When clothing waste infiltrates fresh waters or oceans, they can affect livelihoods through their pollution. An example is Ghana’s Korle Lagoon, once a thriving freshwater ecosystem supporting a fishing industry and used for recreation, now ranks as one of the most polluted bodies of water on earth. The now blackened water, flows into the coastal water off Ghana where it affects the livelihood of the fishers who find textile waste clogged in their nets. Nearby communities are also affected, as the polluted water they rely on for drinking, bathing, irrigation, and livestock is polluted.
Contaminated water sources are both environmental catastrophes and economic lifelines. Soil and water contamination from textile dumping contributes to soil degradation. The leached chemicals disrupt natural processes impairing soil fertility affecting plant life. Moreover, the microplastics shed from these materials during use and their persistence in landfills pose a long-term threat to soil health, altering its physical and chemical properties and impacting microbial communities. This can potentially reduce crop yields, destabilizing agricultural economies that entire communities depend on.
Clothing waste pollutes at the end of its life cycle, just as it does at the beginning. For example, Indonesia’s Citarum River, used by over 15 million people, hosts textile factories that discharge chemicals above international safety standards. These toxins have declined 60% of rice and fish yields, cutting off foundational revenue sources.
In Lesotho and Tanzania, rivers once used for drinking, bathing, and irrigation are now toxic, with water pH levels as high as bleach. The result is a widespread decline in health and productivity, as communities face medical burdens and economic hardship from tainted ecosystems they can no longer rely on.

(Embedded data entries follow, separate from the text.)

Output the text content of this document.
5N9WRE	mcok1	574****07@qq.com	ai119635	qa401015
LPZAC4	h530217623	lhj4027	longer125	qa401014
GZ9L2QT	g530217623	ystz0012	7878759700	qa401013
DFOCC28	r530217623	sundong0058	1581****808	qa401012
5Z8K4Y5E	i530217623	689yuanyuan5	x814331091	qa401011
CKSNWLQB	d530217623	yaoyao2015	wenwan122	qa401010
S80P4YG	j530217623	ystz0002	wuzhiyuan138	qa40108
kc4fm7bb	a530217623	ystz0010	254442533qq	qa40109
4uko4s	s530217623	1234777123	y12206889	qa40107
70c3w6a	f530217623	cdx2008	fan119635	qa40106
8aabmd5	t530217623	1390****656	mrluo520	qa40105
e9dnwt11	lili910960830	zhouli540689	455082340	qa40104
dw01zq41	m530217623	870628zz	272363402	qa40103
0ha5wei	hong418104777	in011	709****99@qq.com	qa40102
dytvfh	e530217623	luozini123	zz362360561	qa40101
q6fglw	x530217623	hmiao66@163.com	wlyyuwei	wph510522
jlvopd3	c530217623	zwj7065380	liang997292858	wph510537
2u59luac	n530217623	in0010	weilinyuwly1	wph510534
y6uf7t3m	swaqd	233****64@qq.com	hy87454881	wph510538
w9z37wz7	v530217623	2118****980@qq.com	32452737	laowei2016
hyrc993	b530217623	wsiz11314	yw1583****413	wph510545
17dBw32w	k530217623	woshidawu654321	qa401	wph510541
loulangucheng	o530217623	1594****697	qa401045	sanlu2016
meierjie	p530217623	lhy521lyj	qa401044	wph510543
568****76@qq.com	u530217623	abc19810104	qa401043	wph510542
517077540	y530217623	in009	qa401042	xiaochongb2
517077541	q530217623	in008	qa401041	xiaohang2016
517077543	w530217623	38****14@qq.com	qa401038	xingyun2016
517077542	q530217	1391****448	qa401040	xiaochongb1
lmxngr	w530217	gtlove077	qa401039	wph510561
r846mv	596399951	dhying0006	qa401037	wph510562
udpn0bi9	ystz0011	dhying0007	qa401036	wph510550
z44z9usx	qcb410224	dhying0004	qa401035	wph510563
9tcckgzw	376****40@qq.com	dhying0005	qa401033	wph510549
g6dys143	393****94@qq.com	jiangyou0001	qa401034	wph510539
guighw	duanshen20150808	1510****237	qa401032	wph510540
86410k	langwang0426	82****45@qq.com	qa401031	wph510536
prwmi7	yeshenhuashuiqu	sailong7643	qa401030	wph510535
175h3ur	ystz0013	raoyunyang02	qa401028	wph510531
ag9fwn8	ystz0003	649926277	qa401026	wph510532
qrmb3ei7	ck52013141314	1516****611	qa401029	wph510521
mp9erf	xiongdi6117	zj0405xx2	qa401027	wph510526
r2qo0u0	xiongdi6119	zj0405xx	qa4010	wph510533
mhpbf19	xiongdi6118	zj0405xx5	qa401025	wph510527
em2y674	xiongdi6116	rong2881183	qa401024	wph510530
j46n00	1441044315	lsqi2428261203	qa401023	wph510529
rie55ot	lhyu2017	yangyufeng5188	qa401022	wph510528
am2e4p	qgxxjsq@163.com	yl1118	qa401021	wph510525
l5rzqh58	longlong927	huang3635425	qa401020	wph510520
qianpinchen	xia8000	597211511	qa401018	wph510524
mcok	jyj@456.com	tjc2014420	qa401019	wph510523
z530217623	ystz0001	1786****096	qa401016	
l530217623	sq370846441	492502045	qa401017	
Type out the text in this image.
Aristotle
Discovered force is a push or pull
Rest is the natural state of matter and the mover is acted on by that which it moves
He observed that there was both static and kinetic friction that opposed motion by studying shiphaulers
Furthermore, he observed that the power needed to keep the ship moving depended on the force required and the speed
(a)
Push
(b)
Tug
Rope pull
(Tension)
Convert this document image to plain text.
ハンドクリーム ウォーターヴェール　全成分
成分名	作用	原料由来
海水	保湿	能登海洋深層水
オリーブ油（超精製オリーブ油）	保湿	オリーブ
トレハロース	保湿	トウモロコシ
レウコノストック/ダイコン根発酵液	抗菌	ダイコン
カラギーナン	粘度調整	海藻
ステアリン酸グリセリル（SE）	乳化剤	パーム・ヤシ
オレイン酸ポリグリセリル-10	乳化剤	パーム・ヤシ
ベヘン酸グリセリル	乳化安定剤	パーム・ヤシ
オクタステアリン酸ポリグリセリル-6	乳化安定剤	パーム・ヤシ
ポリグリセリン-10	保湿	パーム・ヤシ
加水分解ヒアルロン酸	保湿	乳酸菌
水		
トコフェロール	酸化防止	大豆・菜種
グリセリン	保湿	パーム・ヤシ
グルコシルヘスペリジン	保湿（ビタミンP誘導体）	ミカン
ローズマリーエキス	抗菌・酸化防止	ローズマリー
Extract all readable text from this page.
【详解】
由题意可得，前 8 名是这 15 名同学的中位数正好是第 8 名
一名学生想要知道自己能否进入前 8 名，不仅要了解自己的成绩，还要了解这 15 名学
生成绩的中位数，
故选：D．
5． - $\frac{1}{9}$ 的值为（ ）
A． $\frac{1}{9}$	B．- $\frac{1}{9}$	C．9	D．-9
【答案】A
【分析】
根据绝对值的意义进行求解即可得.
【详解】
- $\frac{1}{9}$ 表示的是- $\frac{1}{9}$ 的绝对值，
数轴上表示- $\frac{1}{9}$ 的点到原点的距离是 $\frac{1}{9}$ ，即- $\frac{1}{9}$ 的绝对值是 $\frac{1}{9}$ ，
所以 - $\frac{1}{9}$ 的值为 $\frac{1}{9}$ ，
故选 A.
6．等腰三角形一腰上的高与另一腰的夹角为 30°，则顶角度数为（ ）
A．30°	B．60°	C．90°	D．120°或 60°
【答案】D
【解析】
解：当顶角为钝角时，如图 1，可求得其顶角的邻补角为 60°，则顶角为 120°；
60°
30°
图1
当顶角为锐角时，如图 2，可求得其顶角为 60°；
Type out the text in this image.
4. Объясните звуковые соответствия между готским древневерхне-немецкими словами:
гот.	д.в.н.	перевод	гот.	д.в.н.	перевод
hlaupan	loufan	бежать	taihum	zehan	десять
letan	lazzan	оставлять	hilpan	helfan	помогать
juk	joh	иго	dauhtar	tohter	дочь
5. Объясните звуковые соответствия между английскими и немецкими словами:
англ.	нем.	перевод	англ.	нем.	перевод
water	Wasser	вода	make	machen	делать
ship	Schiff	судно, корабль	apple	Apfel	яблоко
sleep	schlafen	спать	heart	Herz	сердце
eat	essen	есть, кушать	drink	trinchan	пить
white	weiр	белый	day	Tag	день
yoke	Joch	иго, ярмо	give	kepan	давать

What starts as a consumer choice in developed nations begins and ends as a crisis of health, hunger, and lost income in developing regions.
Waste Fashion Colonialism
Africa has become a dumping ground, one shaped largely by the economic gap between its population and wealthier industrialized nations. Even in textile waste, the imbalance is sharp: people with higher incomes generate, on average, 76% more clothing waste than those from lower-income communities. This reflects a center-periphery dynamic, a structure where developed nations (center) benefit from the less developed nations’ (periphery) resources, while limiting their development, keeping peripheral nations dependent and underdeveloped. This theory is seen through the Global North offloading its excess onto the Global South.
In African countries, buying new clothes is a luxury that most people cannot afford. Yet the promise of Western fashion creates a trap, preventing a local textile industry while leading to the destruction of waterways, increasing health risks, and growing dependency, all in pursuit of access to “Western privilege”.
Western Nations ship their used clothing to Africa even though the region lacks the infrastructure to handle the huge volume of waste. But in doing so, they avoid the environmental consequences and legal responsibilities of handling it at home, offloading not just clothes, but the pollution, toxins, and long-term damage that come with them.
There is a deeper meaning behind the economics of global waste — one that reflects the unhealthy relationship between consumption and global well-being. At its core is a culture of disconnection: a lack of care for what sustains us — our environment, communities, and the labor behind our resources. The detachment from both the origins and consequences of our choices is unsustainable and the driver of the health and environmental crises we see today. The cycle of overconsumption, disregard, and displacement of waste clothing, creates a ripple effect that burdens the most vulnerable while protecting those most responsible.